Called SURFSAT, the satellite will fill a need for a Deep Space Network (DSN) calibration satellite. It will emit weak signals at three microwave frequencies, imitating a deep-space probe. The faint signals will allow testing of Very Long Baseline Interferometry tracking stations, and aid in research and development work in deep-space communications at the Deep Space Network, which tracks planetary probes such as Voyager and Galileo.
"The project has provided an excellent opportunity for students to work with space technology and to learn low-cost mission operations," said Joel Smith, project manager at JPL.
More than 60 students from 14 colleges in the United States and the United Kingdom have worked on SURFSAT during summers since 1987, as part of the Summer Undergraduate Research Fellowships (SURF) program at the California Institute of Technology. Each summer between five and 13 students have worked with a JPL mentor on aspects of the design, testing, and assembly of the satellite, and for the last few years work has continued year round. The SURF students came from the following colleges and universities: Arizona State; Caltech; Kingston University, England; Occidental College; Oklahoma State; Pomona College; Rensselaer Polytechnic Institute; Stanford; the University of Alaska; UC Berkeley; UCLA; UC San Diego; the University of New Mexico; and the University of Texas at Austin.

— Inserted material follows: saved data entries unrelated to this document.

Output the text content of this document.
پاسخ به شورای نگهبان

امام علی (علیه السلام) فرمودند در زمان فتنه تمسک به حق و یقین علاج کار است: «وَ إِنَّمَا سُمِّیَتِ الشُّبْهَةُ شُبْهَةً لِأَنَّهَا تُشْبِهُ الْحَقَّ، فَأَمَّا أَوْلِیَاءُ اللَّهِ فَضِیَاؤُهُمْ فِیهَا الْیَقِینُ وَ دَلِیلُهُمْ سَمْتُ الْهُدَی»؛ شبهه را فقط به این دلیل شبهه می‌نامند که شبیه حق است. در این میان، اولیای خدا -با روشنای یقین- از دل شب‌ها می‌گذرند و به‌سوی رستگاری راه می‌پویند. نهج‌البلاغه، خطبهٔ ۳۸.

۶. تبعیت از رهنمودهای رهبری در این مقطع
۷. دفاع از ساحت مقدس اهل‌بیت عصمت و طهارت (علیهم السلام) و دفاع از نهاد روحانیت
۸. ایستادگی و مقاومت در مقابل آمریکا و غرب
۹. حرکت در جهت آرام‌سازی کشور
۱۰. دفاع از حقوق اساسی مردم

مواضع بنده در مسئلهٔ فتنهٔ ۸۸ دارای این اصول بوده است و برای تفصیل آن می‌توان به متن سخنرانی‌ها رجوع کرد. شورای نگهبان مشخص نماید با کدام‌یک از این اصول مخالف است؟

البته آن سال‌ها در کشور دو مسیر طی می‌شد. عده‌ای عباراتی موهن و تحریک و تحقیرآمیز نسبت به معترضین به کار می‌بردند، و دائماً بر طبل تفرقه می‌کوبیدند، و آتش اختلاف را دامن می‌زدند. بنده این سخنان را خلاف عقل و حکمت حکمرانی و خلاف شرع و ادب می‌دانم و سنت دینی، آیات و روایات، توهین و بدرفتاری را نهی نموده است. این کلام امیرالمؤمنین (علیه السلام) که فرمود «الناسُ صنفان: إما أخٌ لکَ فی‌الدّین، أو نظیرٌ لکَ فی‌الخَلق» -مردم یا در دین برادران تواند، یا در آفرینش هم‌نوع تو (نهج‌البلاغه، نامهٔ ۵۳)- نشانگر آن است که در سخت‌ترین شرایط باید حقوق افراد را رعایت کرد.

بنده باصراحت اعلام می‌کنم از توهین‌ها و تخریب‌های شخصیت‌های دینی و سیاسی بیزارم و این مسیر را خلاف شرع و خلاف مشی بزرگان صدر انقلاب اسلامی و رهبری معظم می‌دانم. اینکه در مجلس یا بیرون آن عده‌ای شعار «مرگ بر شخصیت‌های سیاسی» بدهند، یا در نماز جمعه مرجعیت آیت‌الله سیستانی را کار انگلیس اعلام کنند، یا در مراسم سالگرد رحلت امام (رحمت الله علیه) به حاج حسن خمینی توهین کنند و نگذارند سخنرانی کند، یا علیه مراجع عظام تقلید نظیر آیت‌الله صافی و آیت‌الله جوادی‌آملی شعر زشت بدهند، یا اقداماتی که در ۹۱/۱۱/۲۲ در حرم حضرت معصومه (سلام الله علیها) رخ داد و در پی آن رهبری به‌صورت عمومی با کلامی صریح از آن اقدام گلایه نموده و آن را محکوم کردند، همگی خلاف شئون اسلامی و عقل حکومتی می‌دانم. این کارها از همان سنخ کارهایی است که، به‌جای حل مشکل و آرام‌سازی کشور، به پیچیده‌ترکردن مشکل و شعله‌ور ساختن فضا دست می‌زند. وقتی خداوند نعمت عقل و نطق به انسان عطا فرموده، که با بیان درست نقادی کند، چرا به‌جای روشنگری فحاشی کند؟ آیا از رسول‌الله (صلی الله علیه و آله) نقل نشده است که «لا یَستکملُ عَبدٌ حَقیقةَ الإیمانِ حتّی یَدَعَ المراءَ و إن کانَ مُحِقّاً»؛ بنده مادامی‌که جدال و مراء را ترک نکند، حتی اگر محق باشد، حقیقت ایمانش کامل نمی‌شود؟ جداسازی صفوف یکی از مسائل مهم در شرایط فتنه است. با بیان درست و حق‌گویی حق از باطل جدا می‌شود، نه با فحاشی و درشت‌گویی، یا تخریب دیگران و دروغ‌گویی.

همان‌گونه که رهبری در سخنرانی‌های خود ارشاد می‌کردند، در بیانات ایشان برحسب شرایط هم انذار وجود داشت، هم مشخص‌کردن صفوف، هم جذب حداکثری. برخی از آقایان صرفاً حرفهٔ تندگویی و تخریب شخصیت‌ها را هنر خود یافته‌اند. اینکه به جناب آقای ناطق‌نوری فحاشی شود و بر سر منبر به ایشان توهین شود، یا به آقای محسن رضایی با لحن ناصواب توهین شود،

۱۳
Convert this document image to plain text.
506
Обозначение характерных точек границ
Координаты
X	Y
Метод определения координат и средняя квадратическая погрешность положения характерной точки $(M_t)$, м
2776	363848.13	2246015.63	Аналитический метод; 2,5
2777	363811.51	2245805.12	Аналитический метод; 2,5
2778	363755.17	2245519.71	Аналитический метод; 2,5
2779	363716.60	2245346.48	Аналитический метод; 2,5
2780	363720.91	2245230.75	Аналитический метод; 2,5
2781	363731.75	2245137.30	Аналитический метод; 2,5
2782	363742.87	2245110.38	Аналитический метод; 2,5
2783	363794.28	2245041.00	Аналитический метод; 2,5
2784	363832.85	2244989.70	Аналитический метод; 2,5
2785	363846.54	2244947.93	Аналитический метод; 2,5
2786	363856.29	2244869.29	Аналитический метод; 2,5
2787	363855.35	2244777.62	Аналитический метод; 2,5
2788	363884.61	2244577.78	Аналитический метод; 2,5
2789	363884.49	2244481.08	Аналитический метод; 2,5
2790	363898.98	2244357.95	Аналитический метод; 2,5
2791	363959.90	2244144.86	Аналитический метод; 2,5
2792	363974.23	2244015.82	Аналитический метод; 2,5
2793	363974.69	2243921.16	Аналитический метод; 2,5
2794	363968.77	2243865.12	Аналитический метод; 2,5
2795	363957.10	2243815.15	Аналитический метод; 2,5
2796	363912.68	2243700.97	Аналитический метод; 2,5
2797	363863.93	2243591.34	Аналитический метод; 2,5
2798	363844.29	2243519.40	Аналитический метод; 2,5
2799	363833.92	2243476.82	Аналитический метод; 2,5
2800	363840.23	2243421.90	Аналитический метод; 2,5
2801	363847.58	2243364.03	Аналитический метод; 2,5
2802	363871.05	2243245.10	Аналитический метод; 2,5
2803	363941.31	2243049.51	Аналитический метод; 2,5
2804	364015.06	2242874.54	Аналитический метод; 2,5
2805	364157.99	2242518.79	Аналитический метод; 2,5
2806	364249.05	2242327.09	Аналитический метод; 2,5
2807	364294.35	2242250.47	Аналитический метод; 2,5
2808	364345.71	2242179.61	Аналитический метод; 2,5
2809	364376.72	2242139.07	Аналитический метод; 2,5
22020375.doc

SURFSAT is the secondary payload on a NASA rocket that will boost another object, the Canadian RADARSAT spacecraft, into orbit. The student satellite, consisting of two aluminum boxes measuring roughly 12 by 12 by 16 inches, is permanently bolted to the second-stage booster of a NASA/McDonnell Douglas Delta II rocket. It will settle into a polar orbit at an altitude of about 750 miles, where it will be powered by its own solar cells with no electrical connection to the second-stage structure. Scientists plan to use the satellite, whose final cost is estimated at less than $3 million, for the next year as a NASA test vehicle. Funding for the project came from NASA's Space Communications Division and Astrophysics Division.
Caltech's SURF program allows undergraduates to pursue individual research projects in a tutorial relationship with a member of the Caltech faculty or JPL technical staff for 10 weeks during the summer. SURF students propose research projects in an imitation of the grant-seeking process. Faculty committees then review the proposals, and SURF bases its awards upon their recommendations. Students submit technical reports at the end of the summer and give short presentations about their research at SURF Seminar Day in the autumn. As with any fellowship, the students receive a stipend for their work. In 1995, Caltech's SURF program had 246 students participating.
SURFSAT is scheduled for launch at 6:22 a.m. PST on Saturday, November 4. NASA Select television will show the launch from around 5:30 a.m. to 7:30 a.m.